Un pressoché incondizionato assenso agli eccessi della “guerra al terrore” la Kagan l’aveva dimostrato nel marzo del 2009, nel corso delle audizioni al Senato per la sua conferma a “solicitor general”. Sui temi economici, poi, è piuttosto evidente la sua tendenza a favorire gli interessi delle corporation, come dimostra anche il suo ruolo di consulente esterno per Goldman Sachs tra il 2005 e il 2008. Più di una riserva è stata sollevata infine anche dalle associazioni che si battono per il diritto all’aborto. Come ha rivelato la Associated Press, in un memorandum scritto nel 1997 per l’amministrazione Clinton, Elena Kagan sollecitava l’appoggio ad una legge restrittiva sull’interruzione di gravidanza.

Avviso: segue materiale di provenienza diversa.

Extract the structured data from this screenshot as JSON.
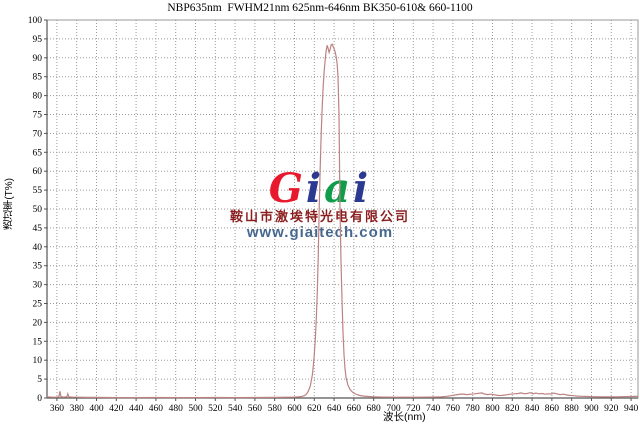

In un clima politico notevolmente inaspritosi anche rispetto a un anno fa, Obama sembra dunque voler proporre una candidata in grado di raccogliere un consenso bipartisan. Nel 2009, inoltre, furono sette i senatori repubblicani a votare a favore di Elena Kagan per la nomina a “solicitor general”, circostanza che renderà ora complicato per loro un voto contrario alla sua candidatura alla Corte Suprema. La presenza nel tribunale costituzionale americano di un giudice che ha lavorato a stretto contatto con l’amministrazione Obama, poi, potrebbe tornare utile nel momento in cui dovessero finire all’esame della Corte un certo numero di casi che hanno a che fare con la legislazione promossa proprio dalla Casa Bianca (riforma sanitaria, leggi anti-terrorismo, riduzione delle emissioni in atmosfera).

Quel che è certo, come dimostrano le reazioni complessivamente negative da parte della sinistra del Partito Democratico, la scelta di Elena Kagan conferma nuovamente la rinuncia da parte di un presidente democratico a cercare di installare giudici in grado di promuovere la giustizia sociale dalla Corte Suprema, com’era accaduto fino almeno agli anni Sessanta. Ciò contrasta fortemente con la scelta deliberata da parte degli ultimi presidenti repubblicani di nominare conservatori irriducibili (Antonin Scalia, Clarence Thomas, Samuel Alito, John G. Roberts). Con l’addio del giudice John Paul Stevens, paladino di liberal e progressisti statunitensi, e la nomina da parte di Obama di Elena Kagan, così, nei prossimi anni il baricentro della Corte Suprema promette di spostarsi ulteriormente e pericolosamente verso destra.